Dive Brief:
- E-commerce platform and fashion technology company Lyst will be sold to Zozo for $154 million, the companies announced Wednesday.
- Zozo, which operates Japan-based e-commerce platform Zozotown, is positioning the deal with Lyst as a way to transform fashion discovery through artificial intelligence, as well as a way for both businesses to extend their reach, per the release.
- Under the deal, the companies said that Lyst will become a wholly owned subsidiary of Zozo. The transaction is expected to close this month. Lyst will continue to operate as a standalone business based in London, and Emma McFerran will remain CEO.
Dive Insight:
Lyst’s sale price is considerably cheaper than what the company was valued at in 2021 ($700 million, per TechCrunch) when it was weighing a potential IPO bid. The IPO never came to fruition, however.
Buying Lyst fits into Zozo’s international expansion strategy, particularly because of Lyst’s strong presence in the U.S., U.K. and Europe, per the release.
Both companies will use each other’s tech, and Zozo said it would invest in accelerating Lyst’s AI discovery tool. In addition, Lyst could benefit from Zozo’s sizing and fit tech, per the release.
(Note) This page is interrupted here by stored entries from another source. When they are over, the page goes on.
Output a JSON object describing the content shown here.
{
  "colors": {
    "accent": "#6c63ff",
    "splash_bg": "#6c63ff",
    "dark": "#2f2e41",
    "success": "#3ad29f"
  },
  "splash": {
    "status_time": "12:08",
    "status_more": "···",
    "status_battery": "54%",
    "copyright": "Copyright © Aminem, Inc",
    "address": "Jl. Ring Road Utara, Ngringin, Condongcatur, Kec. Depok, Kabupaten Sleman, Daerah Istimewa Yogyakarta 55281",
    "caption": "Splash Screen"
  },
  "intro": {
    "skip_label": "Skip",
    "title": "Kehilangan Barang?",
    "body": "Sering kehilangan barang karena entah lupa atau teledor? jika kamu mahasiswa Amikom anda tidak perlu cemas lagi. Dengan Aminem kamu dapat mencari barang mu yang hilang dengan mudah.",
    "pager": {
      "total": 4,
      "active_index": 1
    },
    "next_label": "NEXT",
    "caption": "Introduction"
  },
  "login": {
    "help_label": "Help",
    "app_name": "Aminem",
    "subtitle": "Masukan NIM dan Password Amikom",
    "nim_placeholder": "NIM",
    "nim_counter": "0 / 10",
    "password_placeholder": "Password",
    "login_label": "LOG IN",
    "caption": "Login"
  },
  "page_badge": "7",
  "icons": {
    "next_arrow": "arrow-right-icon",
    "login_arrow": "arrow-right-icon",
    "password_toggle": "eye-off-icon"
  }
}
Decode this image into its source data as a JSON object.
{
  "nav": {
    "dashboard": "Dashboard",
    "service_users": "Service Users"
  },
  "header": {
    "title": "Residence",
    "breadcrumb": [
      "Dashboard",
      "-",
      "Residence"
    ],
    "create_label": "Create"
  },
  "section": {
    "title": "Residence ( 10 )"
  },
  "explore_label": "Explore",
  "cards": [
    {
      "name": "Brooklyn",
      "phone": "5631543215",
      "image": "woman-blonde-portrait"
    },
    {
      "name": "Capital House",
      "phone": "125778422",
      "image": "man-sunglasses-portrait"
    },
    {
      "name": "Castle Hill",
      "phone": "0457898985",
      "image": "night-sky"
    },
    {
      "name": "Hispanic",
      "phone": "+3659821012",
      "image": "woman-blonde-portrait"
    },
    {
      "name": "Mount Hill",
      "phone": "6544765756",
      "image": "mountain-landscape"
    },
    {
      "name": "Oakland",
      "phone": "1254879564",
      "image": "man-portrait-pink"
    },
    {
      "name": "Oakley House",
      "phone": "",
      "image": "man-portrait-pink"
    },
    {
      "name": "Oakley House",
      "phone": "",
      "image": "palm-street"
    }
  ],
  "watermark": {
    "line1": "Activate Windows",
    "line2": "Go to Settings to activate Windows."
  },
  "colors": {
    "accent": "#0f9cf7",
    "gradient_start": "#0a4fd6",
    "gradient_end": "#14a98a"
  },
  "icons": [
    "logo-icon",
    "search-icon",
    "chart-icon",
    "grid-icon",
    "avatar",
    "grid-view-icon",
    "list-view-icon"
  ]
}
Zozo didn’t provide specific details on what this entails.
“Lyst has built an exceptional platform that aligns perfectly with our vision of creating more inspiring, joyful shopping experiences,” Utahiro Inui, Zozo executive director, said in the release. “Lyst’s industry credibility and unique brand voice, coupled with market-leading technology and scale, means they are uniquely positioned to redefine the space.”
Lyst services 160 million shoppers, per the release, and serves as a discovery platform for 27,000 fashion brands and retailers. Meanwhile, Zozo reaches 12 million users annually.
Lyst additionally produces the Lyst Index, a quarterly ranking of the world’s most popular fashion brands, products and trends.